Il y eut un petit silence puis une voix masculine emplit le vide :

- Le BX1 grandit. Il lui prend toutes ses ressources. Il la vampirise de l’intérieur. L’apport digestif ne suffit plus. Oriana a perdu du poids. Elle a pris sur ses réserves. Elles sont épuisées.

- Il faut la soutenir. Augmentez la dose.

- Ces poches-là ne conviennent pas. Elle hyperventile parce qu’elle manque d’oxygène. Il faut la soutenir aussi par là.

- Je vais chercher les améliorées.

Il y eut un moment de silence puis Oriana se sentit mieux.

- Elle respire calmement. Ça marche.

- Je vais mettre ma main sur ton torse, annonça la voix de Baptiste.

Il posa la main sur le cœur et attendit.

- Elle s’est bien calmée, en effet. Le choc est passé.
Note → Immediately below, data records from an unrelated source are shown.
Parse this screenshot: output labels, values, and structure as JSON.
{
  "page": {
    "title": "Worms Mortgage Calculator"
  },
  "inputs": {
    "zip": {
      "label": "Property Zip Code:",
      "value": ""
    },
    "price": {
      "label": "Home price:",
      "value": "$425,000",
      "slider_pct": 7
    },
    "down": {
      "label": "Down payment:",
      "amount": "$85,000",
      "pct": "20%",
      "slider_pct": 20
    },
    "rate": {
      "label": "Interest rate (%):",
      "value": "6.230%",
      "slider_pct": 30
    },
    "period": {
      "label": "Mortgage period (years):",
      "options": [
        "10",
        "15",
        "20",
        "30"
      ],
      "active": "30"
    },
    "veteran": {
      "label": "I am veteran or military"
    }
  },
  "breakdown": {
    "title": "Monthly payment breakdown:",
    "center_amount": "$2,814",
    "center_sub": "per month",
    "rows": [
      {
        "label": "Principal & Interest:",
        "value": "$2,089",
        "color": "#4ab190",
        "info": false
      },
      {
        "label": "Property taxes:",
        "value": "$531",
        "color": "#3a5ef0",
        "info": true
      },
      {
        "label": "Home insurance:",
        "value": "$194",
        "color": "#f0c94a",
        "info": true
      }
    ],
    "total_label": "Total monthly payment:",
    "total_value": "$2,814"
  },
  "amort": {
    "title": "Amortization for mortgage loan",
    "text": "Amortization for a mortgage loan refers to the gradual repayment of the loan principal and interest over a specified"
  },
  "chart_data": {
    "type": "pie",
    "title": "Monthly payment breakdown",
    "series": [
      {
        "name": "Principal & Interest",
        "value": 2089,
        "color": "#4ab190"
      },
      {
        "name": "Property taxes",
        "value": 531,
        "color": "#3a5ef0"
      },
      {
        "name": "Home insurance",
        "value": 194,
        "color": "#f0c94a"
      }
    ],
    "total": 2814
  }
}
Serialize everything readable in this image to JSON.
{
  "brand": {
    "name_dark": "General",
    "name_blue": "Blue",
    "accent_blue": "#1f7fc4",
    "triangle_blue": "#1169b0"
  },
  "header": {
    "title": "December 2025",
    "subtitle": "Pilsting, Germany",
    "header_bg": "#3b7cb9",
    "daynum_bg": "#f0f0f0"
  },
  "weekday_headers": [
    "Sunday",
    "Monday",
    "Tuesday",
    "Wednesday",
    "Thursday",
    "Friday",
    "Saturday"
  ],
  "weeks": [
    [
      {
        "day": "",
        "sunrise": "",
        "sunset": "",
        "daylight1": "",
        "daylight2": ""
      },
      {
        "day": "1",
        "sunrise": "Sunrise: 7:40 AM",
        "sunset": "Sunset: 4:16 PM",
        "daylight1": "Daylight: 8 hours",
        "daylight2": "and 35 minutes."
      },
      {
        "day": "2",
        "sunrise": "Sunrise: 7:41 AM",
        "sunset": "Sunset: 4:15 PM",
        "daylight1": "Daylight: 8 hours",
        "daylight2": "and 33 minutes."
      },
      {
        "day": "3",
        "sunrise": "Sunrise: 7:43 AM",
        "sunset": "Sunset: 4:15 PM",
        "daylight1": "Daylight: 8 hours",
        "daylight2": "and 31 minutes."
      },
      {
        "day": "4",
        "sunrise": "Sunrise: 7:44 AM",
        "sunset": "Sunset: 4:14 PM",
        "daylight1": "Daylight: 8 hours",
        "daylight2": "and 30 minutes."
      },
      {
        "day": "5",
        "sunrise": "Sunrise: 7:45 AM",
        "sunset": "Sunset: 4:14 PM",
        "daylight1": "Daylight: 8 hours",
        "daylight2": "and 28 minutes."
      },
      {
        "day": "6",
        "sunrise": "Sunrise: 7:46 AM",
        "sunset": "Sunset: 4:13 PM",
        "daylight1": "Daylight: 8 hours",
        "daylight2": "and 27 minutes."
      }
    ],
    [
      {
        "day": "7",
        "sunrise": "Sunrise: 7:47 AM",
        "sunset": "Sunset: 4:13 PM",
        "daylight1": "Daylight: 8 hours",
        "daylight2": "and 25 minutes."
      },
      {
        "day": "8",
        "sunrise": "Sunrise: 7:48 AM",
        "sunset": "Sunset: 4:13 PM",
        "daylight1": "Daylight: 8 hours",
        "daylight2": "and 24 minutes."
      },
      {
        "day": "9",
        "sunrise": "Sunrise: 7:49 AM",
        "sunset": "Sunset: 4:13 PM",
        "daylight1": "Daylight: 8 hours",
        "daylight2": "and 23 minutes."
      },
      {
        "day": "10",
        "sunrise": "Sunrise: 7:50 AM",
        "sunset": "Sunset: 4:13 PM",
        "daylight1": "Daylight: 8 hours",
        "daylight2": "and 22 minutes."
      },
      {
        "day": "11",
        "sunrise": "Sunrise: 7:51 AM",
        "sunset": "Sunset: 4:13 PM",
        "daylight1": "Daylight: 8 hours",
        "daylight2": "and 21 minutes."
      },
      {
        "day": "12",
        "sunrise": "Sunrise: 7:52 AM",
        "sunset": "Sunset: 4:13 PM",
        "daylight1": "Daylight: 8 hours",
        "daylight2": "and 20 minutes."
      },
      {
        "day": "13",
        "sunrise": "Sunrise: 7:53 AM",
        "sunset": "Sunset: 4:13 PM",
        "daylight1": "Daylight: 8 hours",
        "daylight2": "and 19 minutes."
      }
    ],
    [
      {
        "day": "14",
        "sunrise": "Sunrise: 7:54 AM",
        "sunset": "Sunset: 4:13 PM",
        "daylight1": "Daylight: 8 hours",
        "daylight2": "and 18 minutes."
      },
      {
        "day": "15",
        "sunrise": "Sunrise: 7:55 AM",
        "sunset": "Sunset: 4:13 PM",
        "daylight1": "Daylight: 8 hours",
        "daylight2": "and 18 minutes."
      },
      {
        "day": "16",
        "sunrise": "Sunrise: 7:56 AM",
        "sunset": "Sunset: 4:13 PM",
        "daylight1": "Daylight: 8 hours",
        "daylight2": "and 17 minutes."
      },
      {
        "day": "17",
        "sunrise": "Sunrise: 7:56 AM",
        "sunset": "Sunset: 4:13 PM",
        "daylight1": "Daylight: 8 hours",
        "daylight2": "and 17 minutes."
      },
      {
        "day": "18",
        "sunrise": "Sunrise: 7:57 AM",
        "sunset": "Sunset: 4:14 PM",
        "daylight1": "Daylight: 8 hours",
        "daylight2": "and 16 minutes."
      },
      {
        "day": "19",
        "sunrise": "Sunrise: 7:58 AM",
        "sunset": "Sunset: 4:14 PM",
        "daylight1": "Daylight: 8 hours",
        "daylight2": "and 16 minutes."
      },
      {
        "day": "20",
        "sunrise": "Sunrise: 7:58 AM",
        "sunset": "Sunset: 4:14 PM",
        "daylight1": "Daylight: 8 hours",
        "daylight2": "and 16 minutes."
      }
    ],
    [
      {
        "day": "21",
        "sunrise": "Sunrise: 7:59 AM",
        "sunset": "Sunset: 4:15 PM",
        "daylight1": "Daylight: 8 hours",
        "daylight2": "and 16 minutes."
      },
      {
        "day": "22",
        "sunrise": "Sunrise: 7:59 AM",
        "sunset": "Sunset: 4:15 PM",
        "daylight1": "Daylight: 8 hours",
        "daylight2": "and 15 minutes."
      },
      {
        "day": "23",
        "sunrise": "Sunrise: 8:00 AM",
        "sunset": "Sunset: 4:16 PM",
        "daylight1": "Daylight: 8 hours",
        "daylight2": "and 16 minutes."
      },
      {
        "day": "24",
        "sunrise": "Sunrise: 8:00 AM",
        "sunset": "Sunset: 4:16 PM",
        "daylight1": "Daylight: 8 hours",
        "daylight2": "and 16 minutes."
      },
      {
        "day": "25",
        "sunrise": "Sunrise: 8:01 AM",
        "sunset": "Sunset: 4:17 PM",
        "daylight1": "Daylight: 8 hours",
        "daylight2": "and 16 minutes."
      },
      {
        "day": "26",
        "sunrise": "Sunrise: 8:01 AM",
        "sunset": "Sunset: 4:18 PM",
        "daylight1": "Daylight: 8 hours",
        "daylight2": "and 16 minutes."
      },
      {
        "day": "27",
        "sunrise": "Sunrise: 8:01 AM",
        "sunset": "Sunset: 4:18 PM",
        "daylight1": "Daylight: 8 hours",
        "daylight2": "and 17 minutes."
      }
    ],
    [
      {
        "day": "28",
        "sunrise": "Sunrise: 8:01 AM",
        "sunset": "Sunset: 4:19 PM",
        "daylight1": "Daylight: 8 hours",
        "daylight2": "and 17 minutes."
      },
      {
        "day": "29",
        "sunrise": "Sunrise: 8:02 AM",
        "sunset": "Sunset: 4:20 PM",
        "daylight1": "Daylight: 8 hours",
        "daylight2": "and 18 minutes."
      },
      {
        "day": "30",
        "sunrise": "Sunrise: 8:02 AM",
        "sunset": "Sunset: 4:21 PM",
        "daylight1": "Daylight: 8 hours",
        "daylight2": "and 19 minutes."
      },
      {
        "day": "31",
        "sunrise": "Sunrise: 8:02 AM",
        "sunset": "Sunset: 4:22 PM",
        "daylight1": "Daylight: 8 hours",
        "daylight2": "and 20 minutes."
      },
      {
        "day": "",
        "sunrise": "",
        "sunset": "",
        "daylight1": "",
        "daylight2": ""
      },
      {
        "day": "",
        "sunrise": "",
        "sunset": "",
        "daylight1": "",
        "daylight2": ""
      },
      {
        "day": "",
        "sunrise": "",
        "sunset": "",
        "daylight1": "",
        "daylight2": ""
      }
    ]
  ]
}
Je vais prendre ta main. Est-ce que tu te sens mieux ?

Oriana ne répondit rien. Elle réfléchissait. Mieux que quand ? Que la minute précédente, oui. Mieux que dans le potager, non. Elle restait aveugle et incapable de bouger. Les sons lui parvenaient toujours déformés. Elle choisit finalement de répondre « non » en serrant deux fois sa main.

- De son point de vue à elle, non, elle ne va pas mieux, indiqua Baptiste. Augmentez le débit.

Là, ça fit de l’effet. La luminosité revint et les sons devinrent clairs.

- Je suis fatiguée, parvint-elle à murmurer.

- Dors, ma belle, dors.

Oriana lui obéit instantanément, heureuse de se retrouver dans un doux cocon de sécurité et de sérénité. Elle était entre de bonnes mains, elle le savait.